The Minerals Council of Australia has launched two new Minecraft games to increase the interest and understanding of school aged children in Australia’s modern minerals industry.
More than 57 Australian primary and secondary schools will pilot two new games for school students from August to build awareness of opportunities in the modern technology-driven Australian minerals industry.
Australia’s resources industry faces severe skills shortages, and more curious, skilled, data-literate graduates are needed to support its future success and growth.
The games have been designed to boost the profile, understanding and relevance of Earth, Space and Environmental Sciences in primary and secondary education through two engaging, exciting and fun games.
Gamification is a hands-on, interactive and engaging learning tool to improve student understanding of Earth Science and resources through relevant applied learning strategies that develop their interest in a resources industry career.

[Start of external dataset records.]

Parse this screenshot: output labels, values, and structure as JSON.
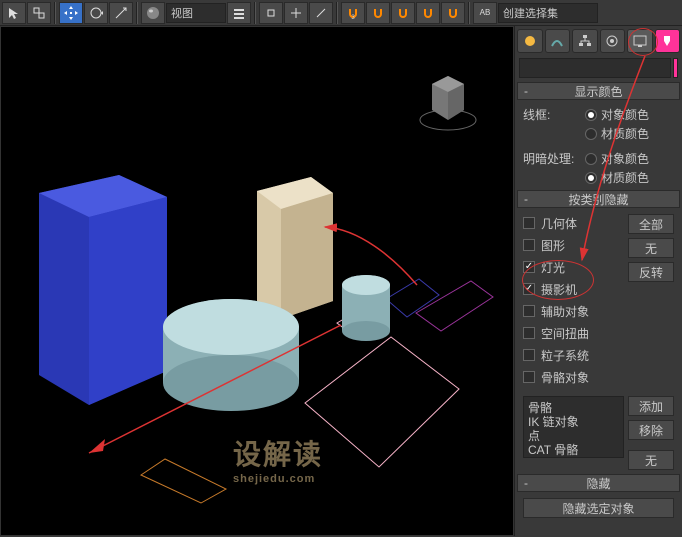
{
  "toolbar": {
    "view_dropdown": "视图",
    "selection_dropdown": "创建选择集"
  },
  "panel": {
    "section_display": {
      "title": "显示颜色",
      "wireframe_label": "线框:",
      "shaded_label": "明暗处理:",
      "opt_object_color": "对象颜色",
      "opt_material_color": "材质颜色"
    },
    "section_hide_category": {
      "title": "按类别隐藏",
      "items": [
        {
          "label": "几何体",
          "checked": false
        },
        {
          "label": "图形",
          "checked": false
        },
        {
          "label": "灯光",
          "checked": true
        },
        {
          "label": "摄影机",
          "checked": true
        },
        {
          "label": "辅助对象",
          "checked": false
        },
        {
          "label": "空间扭曲",
          "checked": false
        },
        {
          "label": "粒子系统",
          "checked": false
        },
        {
          "label": "骨骼对象",
          "checked": false
        }
      ],
      "btn_all": "全部",
      "btn_none": "无",
      "btn_invert": "反转"
    },
    "listbox": {
      "items": [
        "骨骼",
        "IK 链对象",
        "点",
        "CAT 骨骼"
      ]
    },
    "btn_add": "添加",
    "btn_remove": "移除",
    "btn_none2": "无",
    "section_hide": {
      "title": "隐藏",
      "btn_hide_selected": "隐藏选定对象"
    }
  },
  "watermark": {
    "main": "设解读",
    "sub": "shejiedu.com"
  }
}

The Year 6 game Resource, Respond, Rescue – developed through the Minecraft Education Edition platform – sees mine Emergency Response Teams joining SES volunteers to protect a fictitious community in Kings Canyon in the Northern Territory and the mine from emergencies including bushfire, flood, earthquake and tsunami.
The Year 8 game Old as Dirt! uses the pit to port journey of iron ore from a mine in Western Australia’s Pilbara region – including automated equipment and other technology – to introduce Earth Sciences to students through a web-based ‘party game’ format as an umbrella subject which brings together expertise from all branches of science and helps students understand the natural world.

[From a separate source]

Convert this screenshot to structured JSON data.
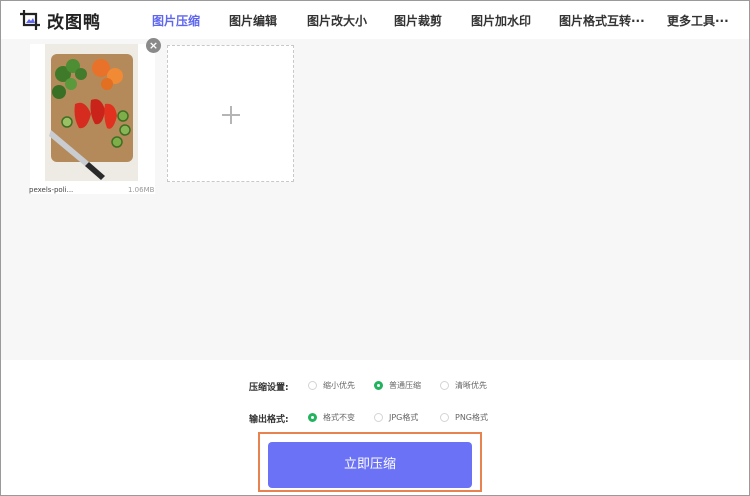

The integrated games align with the Australian Curriculum Assessment and Reporting Authority’s (ACARA) Earth and Space Science curriculum and assessment policy.

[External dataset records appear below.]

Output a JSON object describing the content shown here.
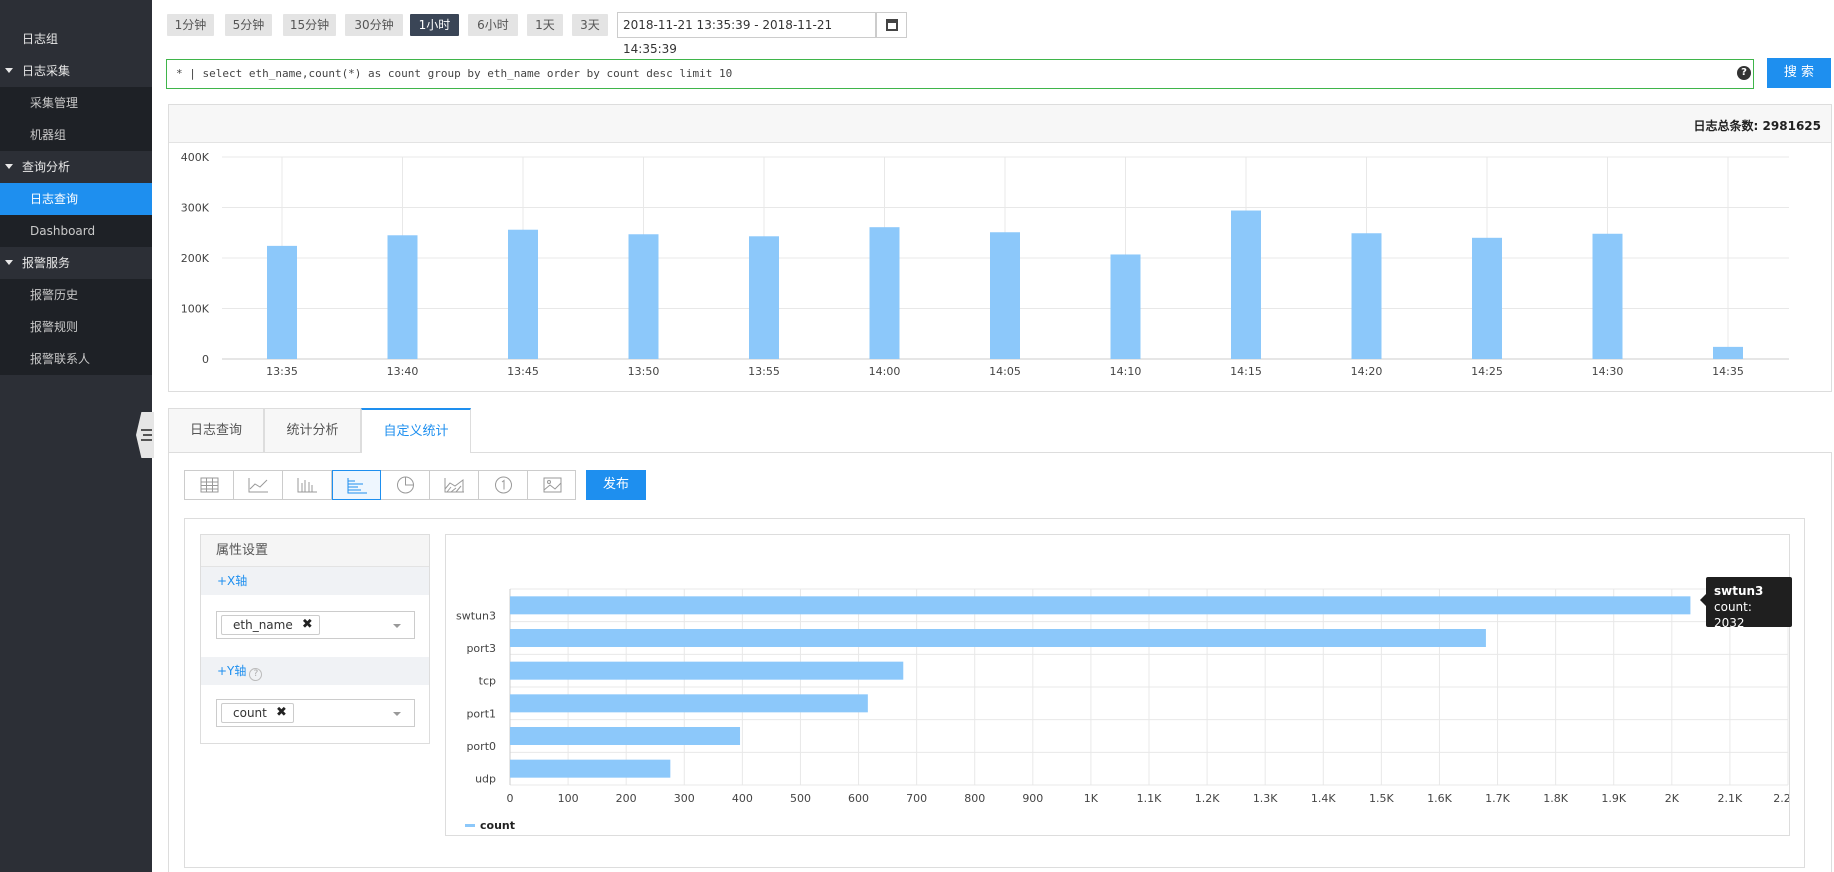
{
  "sidebar": {
    "top_item": "日志组",
    "groups": [
      {
        "label": "日志采集",
        "items": [
          "采集管理",
          "机器组"
        ]
      },
      {
        "label": "查询分析",
        "items": [
          "日志查询",
          "Dashboard"
        ]
      },
      {
        "label": "报警服务",
        "items": [
          "报警历史",
          "报警规则",
          "报警联系人"
        ]
      }
    ],
    "active_item": "日志查询"
  },
  "time_buttons": [
    "1分钟",
    "5分钟",
    "15分钟",
    "30分钟",
    "1小时",
    "6小时",
    "1天",
    "3天"
  ],
  "active_time_button": "1小时",
  "date_range": "2018-11-21 13:35:39 - 2018-11-21 14:35:39",
  "query": "* | select eth_name,count(*) as count group by eth_name order by count desc limit 10",
  "search_label": "搜 索",
  "histogram": {
    "total_label": "日志总条数:",
    "total_value": "2981625",
    "chart_data": {
      "type": "bar",
      "categories": [
        "13:35",
        "13:40",
        "13:45",
        "13:50",
        "13:55",
        "14:00",
        "14:05",
        "14:10",
        "14:15",
        "14:20",
        "14:25",
        "14:30",
        "14:35"
      ],
      "values": [
        224000,
        245000,
        256000,
        247000,
        243000,
        261000,
        251000,
        207000,
        294000,
        249000,
        240000,
        248000,
        24000
      ],
      "ylim": [
        0,
        400000
      ],
      "yticks": [
        "0",
        "100K",
        "200K",
        "300K",
        "400K"
      ],
      "color": "#8cc8fa"
    }
  },
  "tabs": [
    "日志查询",
    "统计分析",
    "自定义统计"
  ],
  "active_tab": "自定义统计",
  "chart_types": [
    "table-icon",
    "line-chart-icon",
    "column-chart-icon",
    "bar-chart-icon",
    "pie-chart-icon",
    "area-chart-icon",
    "single-value-icon",
    "map-icon"
  ],
  "active_chart_type": "bar-chart-icon",
  "publish_label": "发布",
  "attr_panel": {
    "title": "属性设置",
    "x_axis_label": "+X轴",
    "x_axis_value": "eth_name",
    "y_axis_label": "+Y轴",
    "y_axis_help": "?",
    "y_axis_value": "count"
  },
  "chart_data": {
    "type": "bar",
    "orientation": "horizontal",
    "categories": [
      "swtun3",
      "port3",
      "tcp",
      "port1",
      "port0",
      "udp"
    ],
    "series": [
      {
        "name": "count",
        "values": [
          2032,
          1680,
          677,
          616,
          396,
          276
        ]
      }
    ],
    "xlim": [
      0,
      2200
    ],
    "xticks": [
      "0",
      "100",
      "200",
      "300",
      "400",
      "500",
      "600",
      "700",
      "800",
      "900",
      "1K",
      "1.1K",
      "1.2K",
      "1.3K",
      "1.4K",
      "1.5K",
      "1.6K",
      "1.7K",
      "1.8K",
      "1.9K",
      "2K",
      "2.1K",
      "2.2"
    ],
    "legend": "bottom-left",
    "color": "#8cc8fa"
  },
  "tooltip": {
    "name": "swtun3",
    "text": "count: 2032"
  }
}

The modern Australian minerals sector is proud to support development of these games through the Minerals Tertiary Education Council (MTEC). MTEC is funded entirely by MCA member companies and has provided $65 million since its establishment in 2000 to build capacity in Australia’s higher education sector and increase the supply and quality of suitably-qualified professionals for the minerals industry.
The games were developed by Hobart-based independent games and creative technology studio Secret Lab through the CoRE Learning Foundation with an integrated STEM learning approach using CoRE’s Learning Model including assessment and reporting.
Funding for the pilot implementation and game evaluation is being provided by BHP, with funding to be sought from industry and government to ensure long-term game support after the pilot phase is completed.
The development of Resource, Respond, Rescue and Old as Dirt! will provide innovative avenues to increase awareness about Australia’s world-leading resources sector, the application of Earth Sciences to resources and beyond to support carbon sequestration and other future environmental technologies and career opportunities in the industry amongst Australia’s primary and secondary students.